8. The image text semantic segmentation method based on the fusion processing of the multi-neural network model according to claim 1, characterized in that: in the fourth step, the method for evaluating and processing the character area and the non-character area by using the plurality of single model prediction results obtained by the convolutional neural network CNN pair comprises the following steps: and (3) aiming at a prediction result graph generated by a single semantic segmentation model, individually segmenting the marked text region, and evaluating by a convolutional neural network model (CNN). The convolutional neural network model CNN derives an evaluation value of 0 to 1 for whether it is a text region, where 0 indicates the maximum possibility of being a non-text region and 1 indicates the maximum possibility of being a text region; all the character areas in the prediction result graph generated by the single model are subjected to the evaluation processing, and then the evaluation value is used as weight to be added to all the pixel values of the character areas in the corresponding prediction result graph; and performing fusion processing on all the estimated prediction result graphs to generate a final semantic segmentation result.

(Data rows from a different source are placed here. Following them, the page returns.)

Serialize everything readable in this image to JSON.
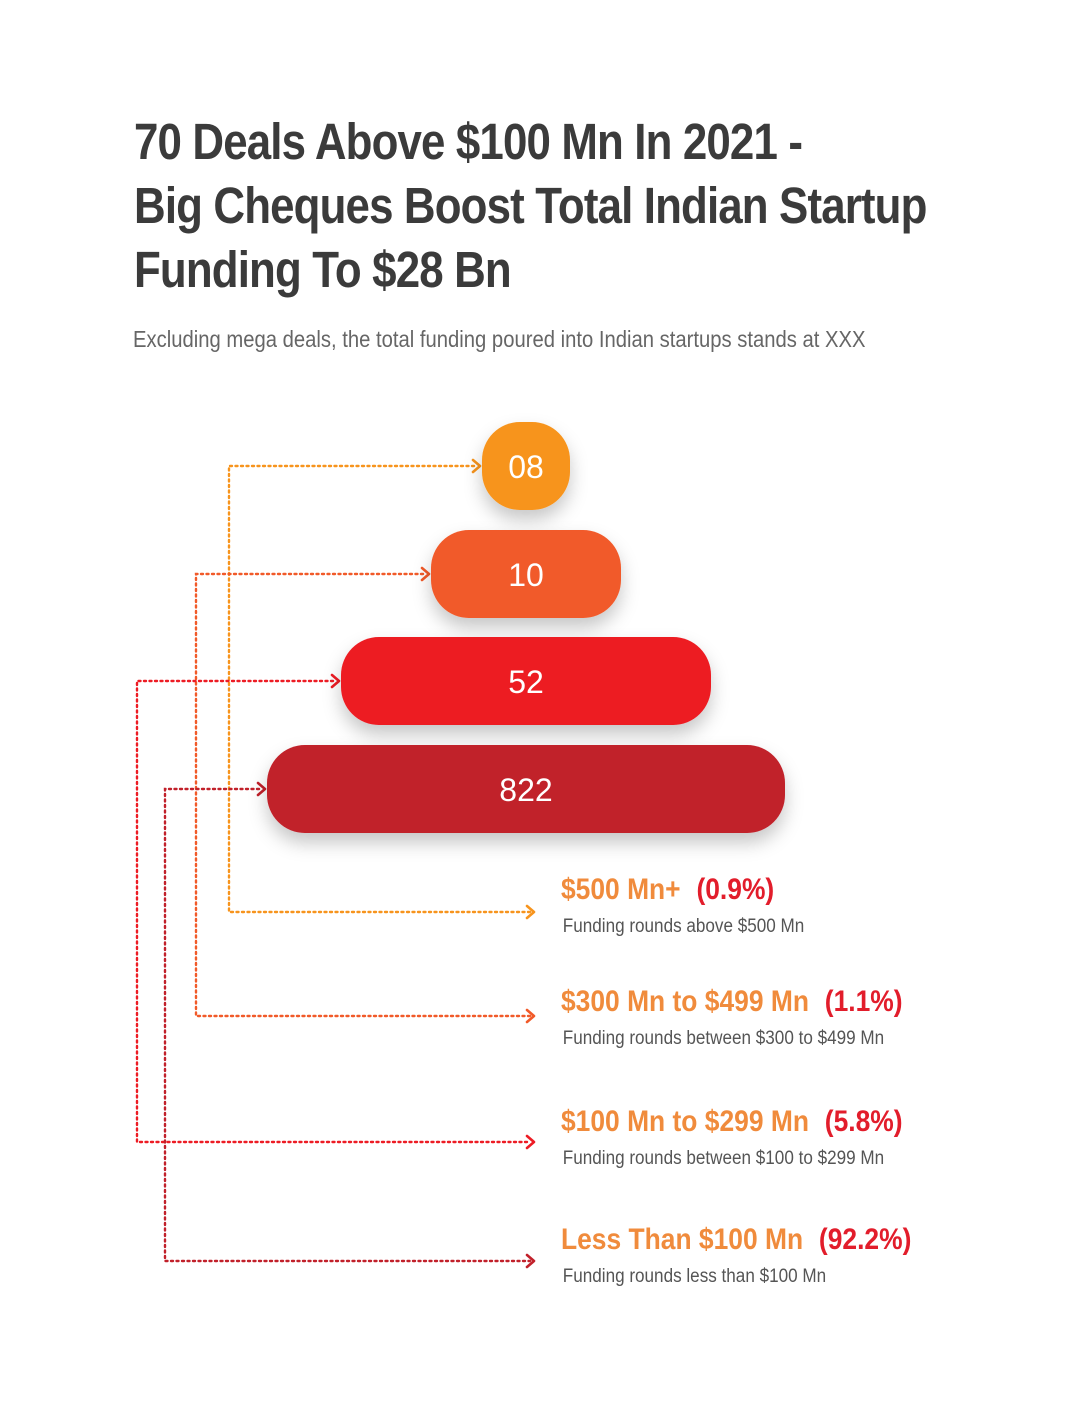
{
  "title": {
    "line1": "70 Deals Above $100 Mn In 2021 -",
    "line2": "Big Cheques Boost Total Indian Startup",
    "line3": "Funding To $28 Bn"
  },
  "subtitle": "Excluding mega deals, the total funding poured into Indian startups stands at XXX",
  "colors": {
    "tier1": "#f7941d",
    "tier2": "#f15a29",
    "tier3": "#ed1c24",
    "tier4": "#c1202a",
    "legend_range": "#f08b3c",
    "legend_pct": "#e21d2b"
  },
  "chart_data": {
    "type": "bar",
    "orientation": "horizontal-pyramid",
    "title": "70 Deals Above $100 Mn In 2021 - Big Cheques Boost Total Indian Startup Funding To $28 Bn",
    "categories": [
      "$500 Mn+",
      "$300 Mn to $499 Mn",
      "$100 Mn to $299 Mn",
      "Less Than $100 Mn"
    ],
    "labels": [
      "08",
      "10",
      "52",
      "822"
    ],
    "values": [
      8,
      10,
      52,
      822
    ],
    "percentages": [
      "(0.9%)",
      "(1.1%)",
      "(5.8%)",
      "(92.2%)"
    ],
    "descriptions": [
      "Funding rounds above $500 Mn",
      "Funding rounds between $300 to $499 Mn",
      "Funding rounds between $100 to $299 Mn",
      "Funding rounds less than $100 Mn"
    ]
  }
}
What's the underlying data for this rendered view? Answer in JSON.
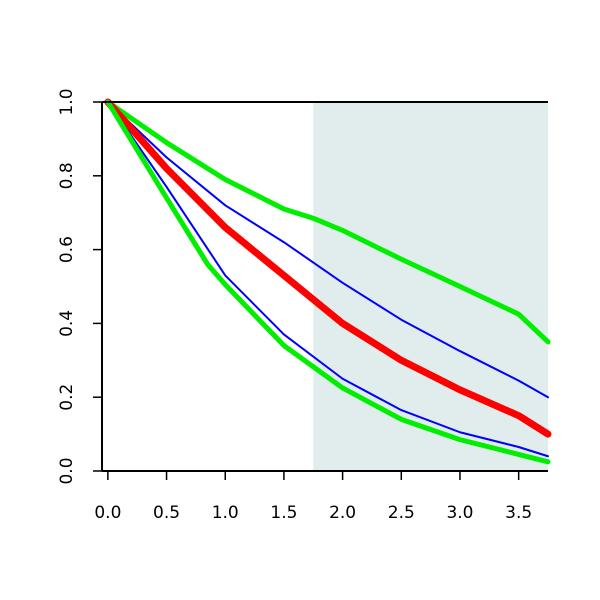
{
  "chart_data": {
    "type": "line",
    "title": "",
    "xlabel": "",
    "ylabel": "",
    "xlim": [
      -0.05,
      3.75
    ],
    "ylim": [
      0.0,
      1.0
    ],
    "x_ticks": [
      0.0,
      0.5,
      1.0,
      1.5,
      2.0,
      2.5,
      3.0,
      3.5
    ],
    "x_tick_labels": [
      "0.0",
      "0.5",
      "1.0",
      "1.5",
      "2.0",
      "2.5",
      "3.0",
      "3.5"
    ],
    "y_ticks": [
      0.0,
      0.2,
      0.4,
      0.6,
      0.8,
      1.0
    ],
    "y_tick_labels": [
      "0.0",
      "0.2",
      "0.4",
      "0.6",
      "0.8",
      "1.0"
    ],
    "grid": false,
    "shaded_region": {
      "x_start": 1.75,
      "x_end": 3.75,
      "color": "#e0edec"
    },
    "series": [
      {
        "color": "#00ee00",
        "weight": "thick",
        "x": [
          0.0,
          0.5,
          1.0,
          1.5,
          1.75,
          2.0,
          2.5,
          3.0,
          3.5,
          3.75
        ],
        "y": [
          1.0,
          0.89,
          0.79,
          0.71,
          0.685,
          0.652,
          0.574,
          0.5,
          0.425,
          0.35
        ]
      },
      {
        "color": "#0000ff",
        "weight": "thin",
        "x": [
          0.0,
          0.5,
          1.0,
          1.5,
          2.0,
          2.5,
          3.0,
          3.5,
          3.75
        ],
        "y": [
          1.0,
          0.85,
          0.72,
          0.62,
          0.51,
          0.41,
          0.325,
          0.245,
          0.2
        ]
      },
      {
        "color": "#ff0000",
        "weight": "thickest",
        "x": [
          0.0,
          0.5,
          1.0,
          1.5,
          2.0,
          2.5,
          3.0,
          3.5,
          3.75
        ],
        "y": [
          1.0,
          0.82,
          0.66,
          0.53,
          0.4,
          0.3,
          0.22,
          0.15,
          0.1
        ]
      },
      {
        "color": "#0000ff",
        "weight": "thin",
        "x": [
          0.0,
          0.5,
          1.0,
          1.5,
          2.0,
          2.5,
          3.0,
          3.5,
          3.75
        ],
        "y": [
          1.0,
          0.77,
          0.53,
          0.37,
          0.25,
          0.165,
          0.105,
          0.065,
          0.04
        ]
      },
      {
        "color": "#00ee00",
        "weight": "thick",
        "x": [
          0.0,
          0.5,
          0.85,
          1.0,
          1.5,
          2.0,
          2.5,
          3.0,
          3.5,
          3.75
        ],
        "y": [
          1.0,
          0.74,
          0.56,
          0.505,
          0.34,
          0.225,
          0.14,
          0.085,
          0.045,
          0.025
        ]
      }
    ]
  }
}
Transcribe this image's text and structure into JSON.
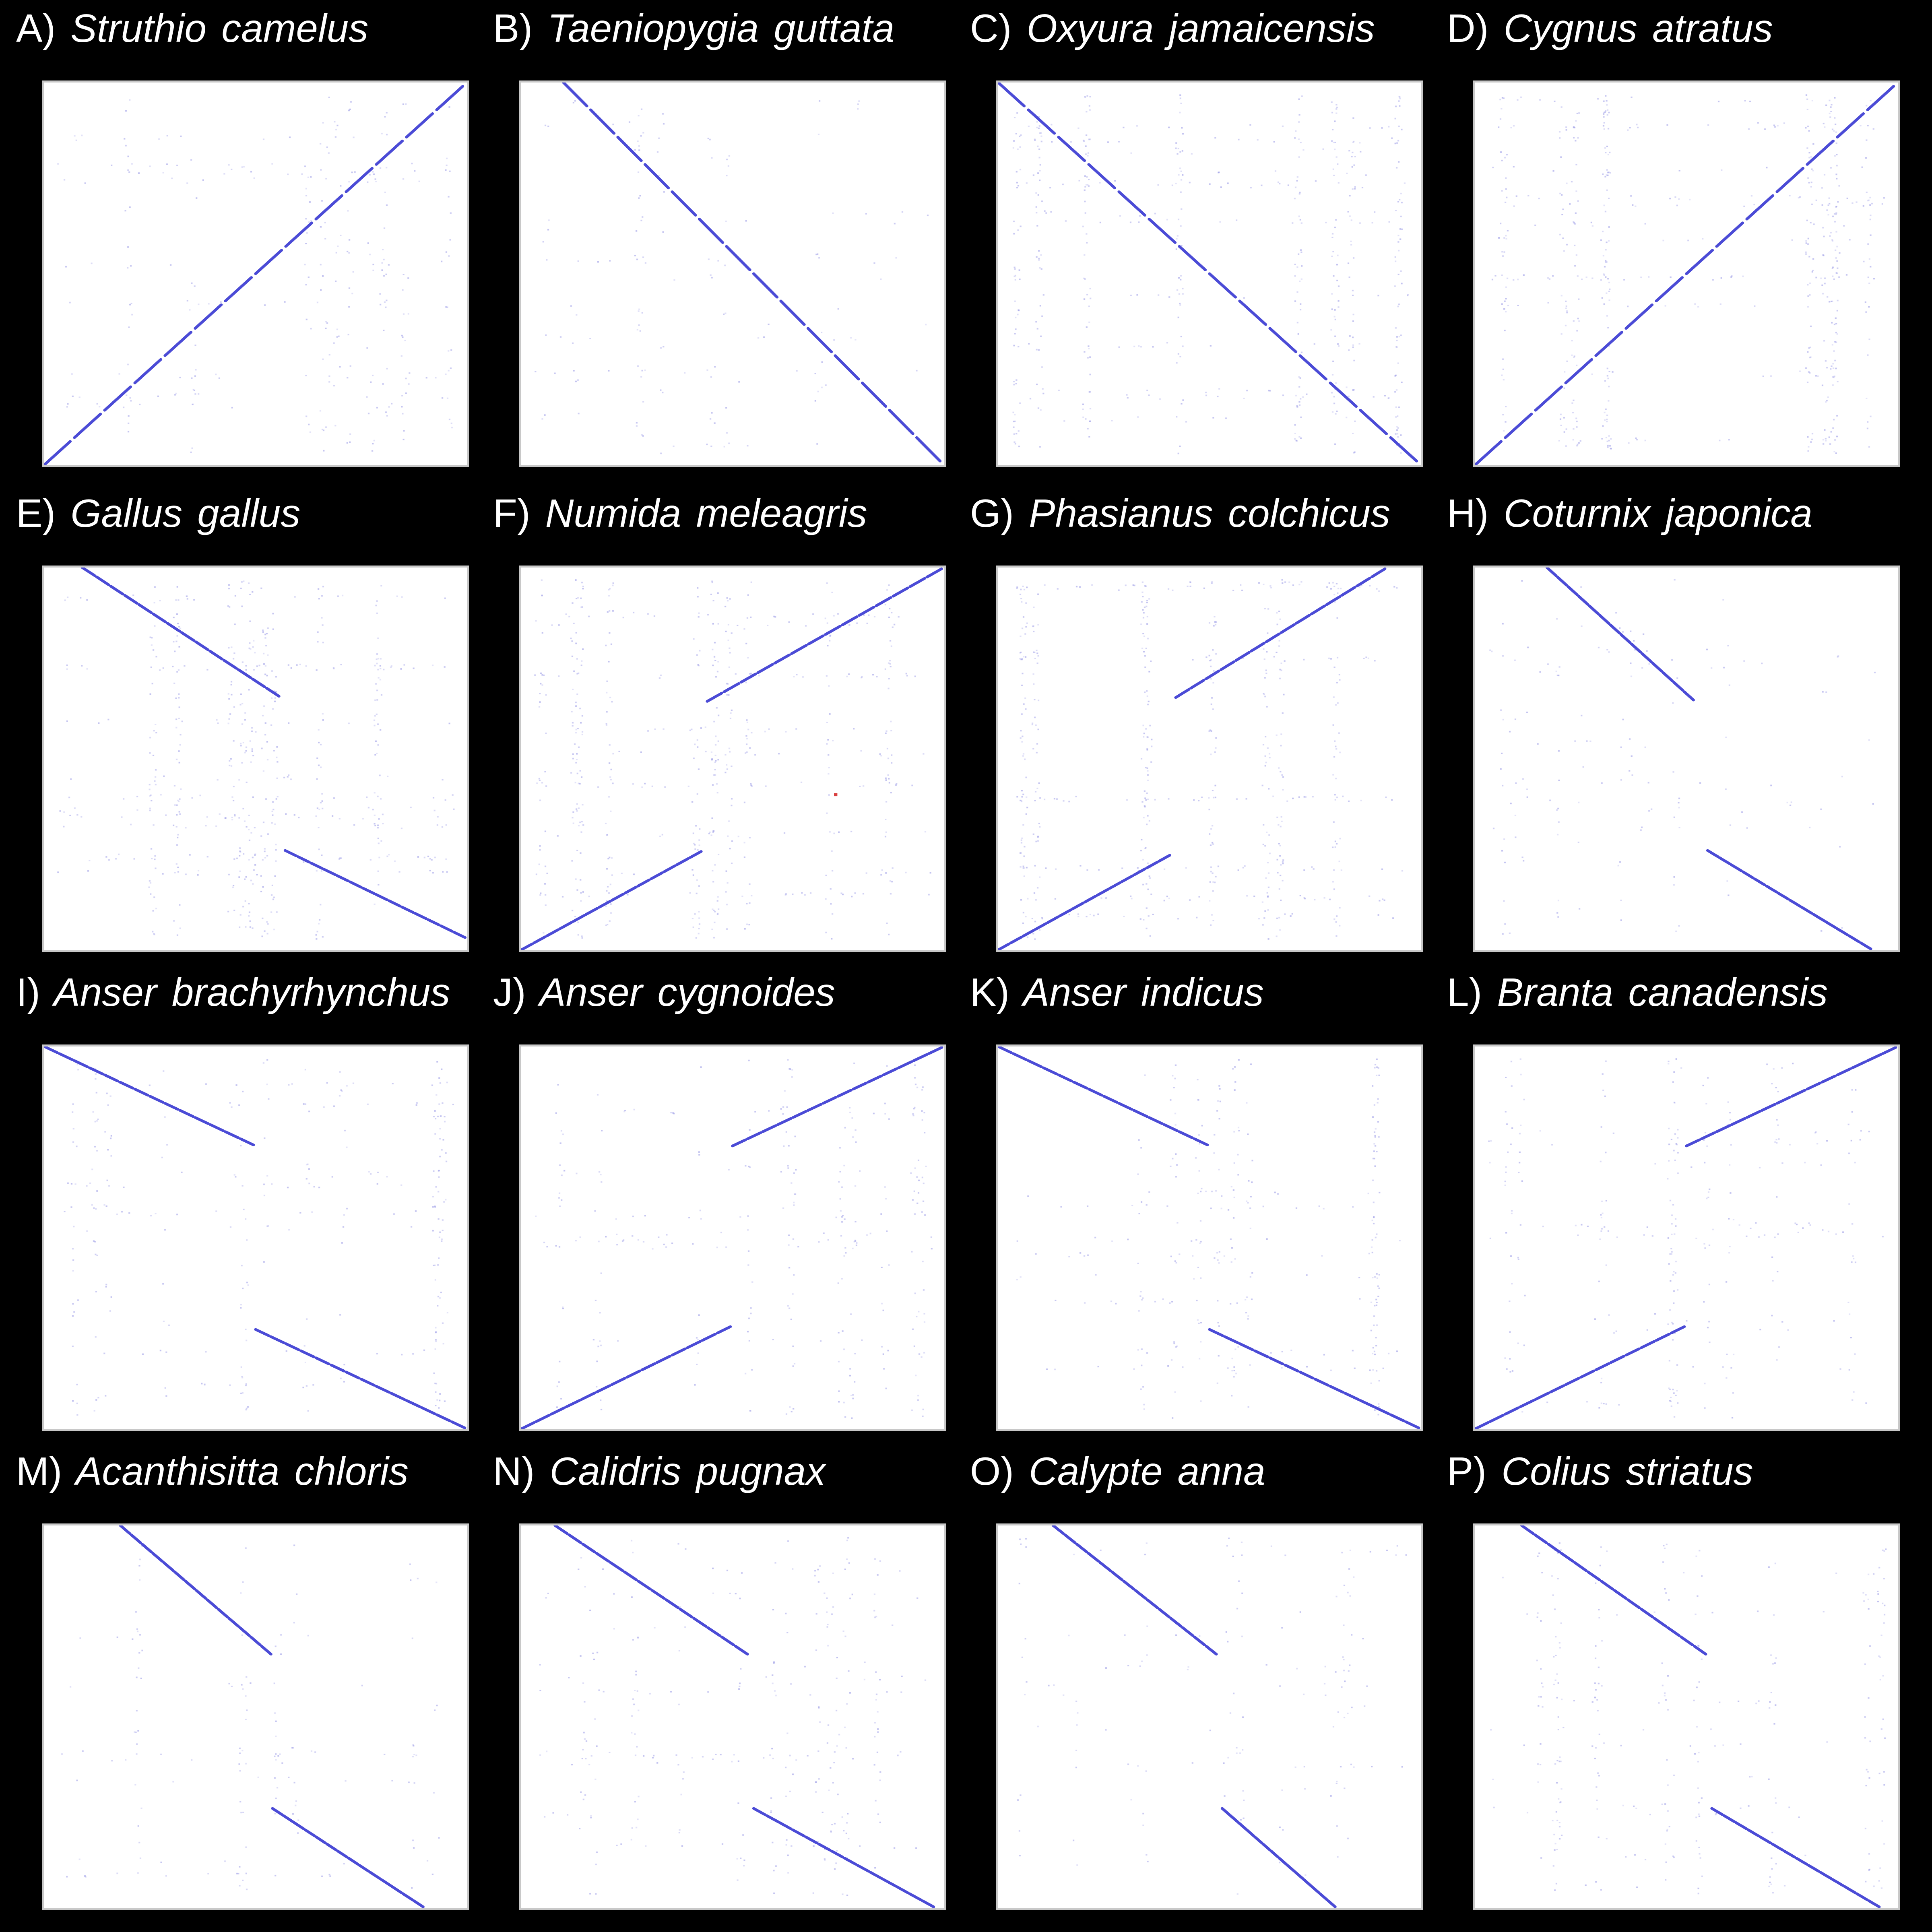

9. The image text semantic segmentation method based on the fusion processing of the multi-neural network model according to claim 1, characterized in that: in the fourth step, a multi-model fusion method is adopted for the result after evaluation and processing, and the method comprises the following steps: performing binarization processing by using a proper threshold value; and (4) adopting a voting strategy aiming at each pixel point, and finally generating a final semantic segmentation result.

10. The image text semantic segmentation method based on the fusion processing of the multi-neural network model as claimed in claim 6, wherein: further comprising: the following algorithm for classification: a naive Bayes model, a support vector machine model and a related improved classification algorithm.